Scanning & Reconnaissance Challenge 2 - Scandiego

Prompt

We followed a person dressed in red through a strange portal. Shortly after entering the portal, they abandoned their computer. There’s a sticky note identifying the computer hostname as manager. Let’s hook up to it with our kali machine and see what we can find!

Answers

Q1 (10 pts) - What language is manager set to use?
Answer format: language_region.encoding en_AU.UTF-8

Q2 (10 pts) - What city does manager claim to be running in?
Sydney

Q3 (15 pts) - On manager, what is the lowest UDP port that is running? Hint: Start scanning beyond port 3000
5353

Q4 (15 pts) - What service is running on the lowest open UDP port? (same port from question 3)
mDNS

Q5 (15 pts) - What name does the service group for this service advertise on the network?
Globetrotter

Q6 (15 pts) - What two service types are advertised in the service group from question 5?
Format: type1, type2 NOTE: This question only allows maximum of 2 attempts, you have 2 attempts remaining. ssh, http

Q7 (20 pts) - The service is advertising a flag.
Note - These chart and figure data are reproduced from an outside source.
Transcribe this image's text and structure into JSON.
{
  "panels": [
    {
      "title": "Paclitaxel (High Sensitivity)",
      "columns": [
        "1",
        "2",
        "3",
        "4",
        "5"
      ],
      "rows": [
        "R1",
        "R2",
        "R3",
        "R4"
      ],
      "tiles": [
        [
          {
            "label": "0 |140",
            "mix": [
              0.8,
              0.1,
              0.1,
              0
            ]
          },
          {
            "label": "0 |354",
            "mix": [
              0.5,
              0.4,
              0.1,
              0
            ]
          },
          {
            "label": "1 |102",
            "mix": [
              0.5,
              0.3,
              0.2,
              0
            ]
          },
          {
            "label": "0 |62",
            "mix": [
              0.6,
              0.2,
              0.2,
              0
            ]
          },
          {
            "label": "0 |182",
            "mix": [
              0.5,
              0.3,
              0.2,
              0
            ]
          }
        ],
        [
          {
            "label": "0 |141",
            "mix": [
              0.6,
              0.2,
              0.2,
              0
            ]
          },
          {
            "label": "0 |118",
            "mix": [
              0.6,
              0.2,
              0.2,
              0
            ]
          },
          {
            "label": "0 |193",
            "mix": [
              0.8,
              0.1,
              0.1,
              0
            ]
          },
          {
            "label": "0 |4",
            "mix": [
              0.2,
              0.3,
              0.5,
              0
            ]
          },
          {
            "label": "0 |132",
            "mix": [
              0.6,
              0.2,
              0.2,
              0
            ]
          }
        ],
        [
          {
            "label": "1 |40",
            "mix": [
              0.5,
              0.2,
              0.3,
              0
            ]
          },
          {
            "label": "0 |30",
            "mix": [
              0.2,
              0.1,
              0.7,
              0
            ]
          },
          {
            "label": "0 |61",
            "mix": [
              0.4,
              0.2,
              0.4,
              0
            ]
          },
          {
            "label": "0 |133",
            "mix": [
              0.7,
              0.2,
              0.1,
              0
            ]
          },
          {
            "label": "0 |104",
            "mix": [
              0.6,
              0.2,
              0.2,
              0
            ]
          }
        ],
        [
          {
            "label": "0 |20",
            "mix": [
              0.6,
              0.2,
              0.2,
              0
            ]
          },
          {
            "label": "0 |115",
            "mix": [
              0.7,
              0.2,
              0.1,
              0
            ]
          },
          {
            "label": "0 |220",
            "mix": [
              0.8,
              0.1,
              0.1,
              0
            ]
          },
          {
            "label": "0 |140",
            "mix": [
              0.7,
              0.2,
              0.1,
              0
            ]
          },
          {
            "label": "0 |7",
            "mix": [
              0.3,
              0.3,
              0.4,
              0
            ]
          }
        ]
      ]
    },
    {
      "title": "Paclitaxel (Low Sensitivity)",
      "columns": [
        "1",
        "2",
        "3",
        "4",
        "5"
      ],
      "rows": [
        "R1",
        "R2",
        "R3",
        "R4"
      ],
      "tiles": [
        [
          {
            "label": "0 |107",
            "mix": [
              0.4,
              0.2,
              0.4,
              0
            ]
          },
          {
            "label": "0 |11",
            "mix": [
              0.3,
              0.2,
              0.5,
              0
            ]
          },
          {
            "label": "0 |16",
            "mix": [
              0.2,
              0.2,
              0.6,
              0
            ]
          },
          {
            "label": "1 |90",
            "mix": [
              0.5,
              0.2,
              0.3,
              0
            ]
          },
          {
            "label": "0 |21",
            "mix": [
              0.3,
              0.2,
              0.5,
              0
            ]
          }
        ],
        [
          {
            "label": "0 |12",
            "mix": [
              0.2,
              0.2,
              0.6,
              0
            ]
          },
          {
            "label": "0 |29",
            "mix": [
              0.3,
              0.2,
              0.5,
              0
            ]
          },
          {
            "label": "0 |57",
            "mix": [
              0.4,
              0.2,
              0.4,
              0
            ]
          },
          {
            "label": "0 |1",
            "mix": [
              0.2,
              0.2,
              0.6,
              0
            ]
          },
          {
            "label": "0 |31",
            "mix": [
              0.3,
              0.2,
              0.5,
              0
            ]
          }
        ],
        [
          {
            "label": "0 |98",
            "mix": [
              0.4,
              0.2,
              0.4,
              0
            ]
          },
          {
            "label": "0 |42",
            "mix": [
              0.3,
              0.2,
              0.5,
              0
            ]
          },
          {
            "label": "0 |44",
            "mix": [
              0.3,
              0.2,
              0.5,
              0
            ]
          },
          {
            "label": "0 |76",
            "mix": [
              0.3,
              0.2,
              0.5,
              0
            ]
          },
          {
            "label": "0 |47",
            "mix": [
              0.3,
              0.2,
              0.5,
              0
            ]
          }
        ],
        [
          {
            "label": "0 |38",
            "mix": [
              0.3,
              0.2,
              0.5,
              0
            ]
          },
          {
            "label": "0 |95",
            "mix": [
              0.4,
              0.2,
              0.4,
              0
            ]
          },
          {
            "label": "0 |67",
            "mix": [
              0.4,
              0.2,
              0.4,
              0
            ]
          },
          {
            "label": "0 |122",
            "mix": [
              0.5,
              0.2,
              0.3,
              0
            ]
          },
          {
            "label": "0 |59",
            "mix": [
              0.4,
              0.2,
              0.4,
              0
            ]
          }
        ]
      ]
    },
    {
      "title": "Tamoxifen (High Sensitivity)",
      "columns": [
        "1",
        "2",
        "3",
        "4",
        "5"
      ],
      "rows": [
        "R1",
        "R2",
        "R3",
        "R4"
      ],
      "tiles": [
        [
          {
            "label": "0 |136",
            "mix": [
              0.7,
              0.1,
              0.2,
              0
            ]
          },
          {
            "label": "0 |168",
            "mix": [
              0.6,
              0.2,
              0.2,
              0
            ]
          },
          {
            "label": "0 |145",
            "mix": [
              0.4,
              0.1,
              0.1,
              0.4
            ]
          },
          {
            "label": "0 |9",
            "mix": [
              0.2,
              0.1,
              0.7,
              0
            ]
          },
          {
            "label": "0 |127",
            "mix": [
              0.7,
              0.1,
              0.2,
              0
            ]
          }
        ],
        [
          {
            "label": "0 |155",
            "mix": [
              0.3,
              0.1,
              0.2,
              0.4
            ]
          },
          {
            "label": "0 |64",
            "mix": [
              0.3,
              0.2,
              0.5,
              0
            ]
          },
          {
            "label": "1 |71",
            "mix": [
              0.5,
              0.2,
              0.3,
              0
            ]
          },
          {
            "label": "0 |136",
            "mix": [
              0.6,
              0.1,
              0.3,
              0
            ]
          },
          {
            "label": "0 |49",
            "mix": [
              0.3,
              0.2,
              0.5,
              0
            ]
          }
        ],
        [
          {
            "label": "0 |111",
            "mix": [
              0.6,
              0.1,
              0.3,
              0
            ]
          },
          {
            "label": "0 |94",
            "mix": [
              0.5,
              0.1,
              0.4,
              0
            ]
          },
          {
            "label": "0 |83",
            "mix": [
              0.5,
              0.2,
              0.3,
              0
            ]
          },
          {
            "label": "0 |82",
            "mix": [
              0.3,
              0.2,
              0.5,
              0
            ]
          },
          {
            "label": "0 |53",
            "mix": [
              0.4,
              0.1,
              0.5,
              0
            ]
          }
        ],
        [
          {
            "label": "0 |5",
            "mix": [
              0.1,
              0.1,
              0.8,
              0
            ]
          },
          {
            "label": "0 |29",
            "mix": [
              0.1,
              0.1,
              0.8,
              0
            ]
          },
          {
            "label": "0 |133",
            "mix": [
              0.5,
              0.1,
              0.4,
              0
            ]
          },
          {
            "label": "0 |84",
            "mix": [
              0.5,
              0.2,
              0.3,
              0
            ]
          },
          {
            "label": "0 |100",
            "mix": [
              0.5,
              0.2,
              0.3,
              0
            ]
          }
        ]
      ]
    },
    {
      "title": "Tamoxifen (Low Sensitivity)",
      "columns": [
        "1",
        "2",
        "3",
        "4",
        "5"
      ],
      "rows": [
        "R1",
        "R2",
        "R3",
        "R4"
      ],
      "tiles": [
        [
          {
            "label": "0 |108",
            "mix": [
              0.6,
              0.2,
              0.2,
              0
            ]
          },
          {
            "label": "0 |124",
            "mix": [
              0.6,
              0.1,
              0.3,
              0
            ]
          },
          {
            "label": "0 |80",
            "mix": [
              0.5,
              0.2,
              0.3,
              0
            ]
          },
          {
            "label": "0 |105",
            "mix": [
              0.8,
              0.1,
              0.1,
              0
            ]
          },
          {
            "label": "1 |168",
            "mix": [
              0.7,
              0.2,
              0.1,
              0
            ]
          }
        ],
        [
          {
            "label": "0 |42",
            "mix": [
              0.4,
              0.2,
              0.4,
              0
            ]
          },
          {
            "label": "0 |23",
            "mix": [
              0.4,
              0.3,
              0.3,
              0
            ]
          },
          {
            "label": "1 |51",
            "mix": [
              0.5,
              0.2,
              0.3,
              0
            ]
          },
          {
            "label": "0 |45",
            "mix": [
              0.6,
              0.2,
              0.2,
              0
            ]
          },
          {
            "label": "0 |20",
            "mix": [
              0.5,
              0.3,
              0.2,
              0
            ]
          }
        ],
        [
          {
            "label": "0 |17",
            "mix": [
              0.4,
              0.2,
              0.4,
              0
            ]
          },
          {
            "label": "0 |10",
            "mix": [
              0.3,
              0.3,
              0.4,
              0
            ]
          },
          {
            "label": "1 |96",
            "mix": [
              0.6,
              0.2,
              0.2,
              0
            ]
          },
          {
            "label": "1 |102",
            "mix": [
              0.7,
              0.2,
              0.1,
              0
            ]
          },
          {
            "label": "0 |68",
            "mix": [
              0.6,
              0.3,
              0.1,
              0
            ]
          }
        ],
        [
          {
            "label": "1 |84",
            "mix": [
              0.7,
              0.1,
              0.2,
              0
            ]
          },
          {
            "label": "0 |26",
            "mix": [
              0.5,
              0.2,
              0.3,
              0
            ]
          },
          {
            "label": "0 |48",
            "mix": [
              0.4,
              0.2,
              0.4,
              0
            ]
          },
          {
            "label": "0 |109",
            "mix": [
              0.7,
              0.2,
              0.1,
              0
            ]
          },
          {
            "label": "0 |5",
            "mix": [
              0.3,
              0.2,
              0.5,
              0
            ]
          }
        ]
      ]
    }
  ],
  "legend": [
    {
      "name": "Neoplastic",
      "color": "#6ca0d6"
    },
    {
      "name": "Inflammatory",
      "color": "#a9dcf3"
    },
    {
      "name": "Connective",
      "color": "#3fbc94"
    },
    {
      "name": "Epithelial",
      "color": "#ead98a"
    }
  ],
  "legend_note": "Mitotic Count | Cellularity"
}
Can you find it?
SKY-VILE-8610

Steps I Took

I started by pinging the hostname manager to get the IP address. 10.5.20.132

I then ran:

nmap -sC -sV manager

Q2 — The answer was in the output from that command as well.

Q3 — I then used the following UDP scan:

nmap -sU -p 3000-10000 manager --min-rate=1000 -T4

For Q4, I first answered zeroconf, but the challenge expected mDNS.

For Q5 through Q7, I originally planned to use Avahi, but the container did not have internet access, so I could not install it.

I then searched for an Nmap script that could enumerate DNS service groups and found this one in the Nmap documentation: https://nmap.org/nsedoc/scripts/dns-service-discovery.html

nmap -sU -p 5353 --script=dns-service-discovery manager

That script gave me the remaining answers I needed.